Допоздна я считала, потом шла коров доить. Так вот и жили.
Мы собирались тогда, в 1924 году, постоянно жить в Москве, но комната в Георгиевском переулке нас не устраивала, с жильем было трудно, поэтому мы уехали из Москвы на Дон, к родителям. Михаил Александрович приезжал затем в Москву один. Старшая дочь наша Светлана родилась в начале 1926 года. Мы с ней приезжали позднее в Москву, жили всей семьей на Клязьме, снимали дачу, но, насколько помню, недолго.
– Когда это было?
– Кажется, в 1927 году, зимой. Однажды бежали мы, чуть не опоздали на поезд, дыхание сперло от сильного мороза. До сих пор помню дом в Клязьме, поворот, сосны.

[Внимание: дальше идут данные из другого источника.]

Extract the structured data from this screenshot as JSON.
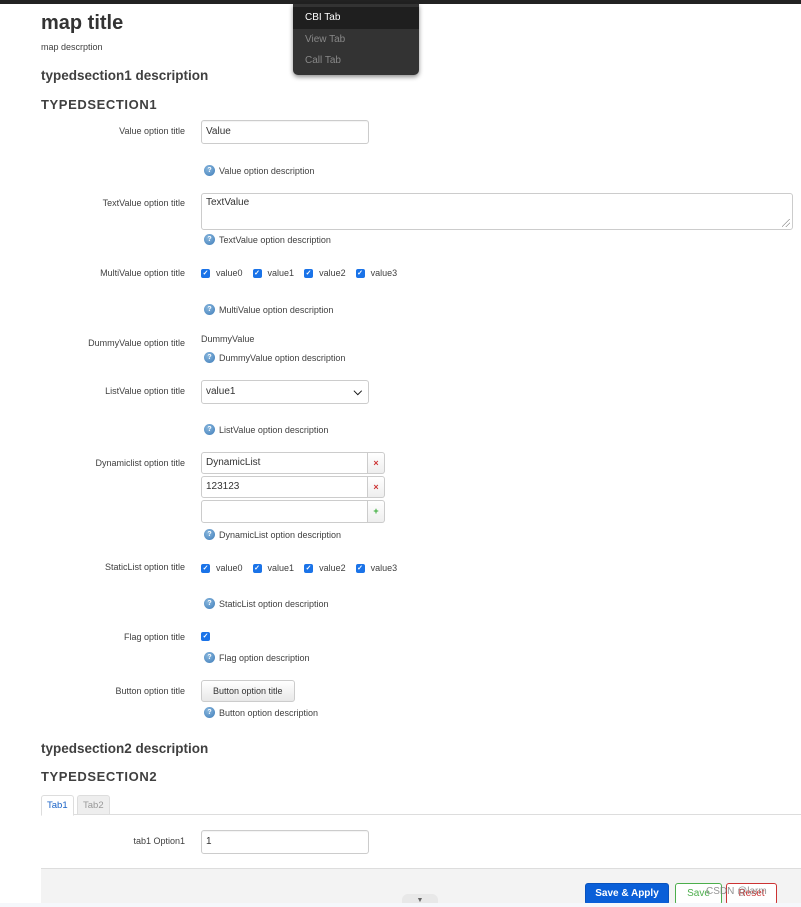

Мы не сразу решились в 1924 году покинуть Москву. Но служить в домоуправлении и работать над книгой оказалось невозможно, и жилось трудно.
Хотя за то, чтобы занять комнату в Георгиевском переулке, пришлось Михаилу Александровичу даже судиться, далась она ему нелегко. Все же делать нам было нечего, и мы эту комнату покинули навсегда летом в 1924 году и больше в Георгиевский переулок не возвращались.
***
При жизни Михаила Шолохова в различных книгах о нем не раз упоминалось, что в 20-е годы, приезжая в Москву, он останавливался у друга Василия Кудашева, в Староконюшенном переулке. Михаил Шолохов сообщил, что "тогда в Староконюшенном переулке я не жил". Квартиру в этом переулке в доме № 19 он получил в 1944 году, куда перевез семью из эвакуации. Как известно, дом писателя на Дону был разрушен во время войны.
Поиск этого московского адреса позволил точно установить, что жил Михаил Шолохов на квартире Василия Кудашева в проезде Художественного театра, 5/7, квартира № 13, в известном многим москвичам доме, стоящем на углу проезда и Пушкинской улицы. Здесь писатель останавливался в 1925 году и позднее. Отсюда (судя по почтовому штемпелю), по всей видимости, было отправлено письмо казаку Харлампию Ермакову, ставшему прообразом Григория Мелехова, с просьбой о встрече. Письмо ушло на Дон в начале апреля 1926 года, с нем Михаил Шолохов извещал, что вернется на Дон в мае-июне. Это свидетельствует о его длительном пребывании в Москве весной того года, когда у него созрел новый план романа, реализованный вскоре в "Тихом Доне".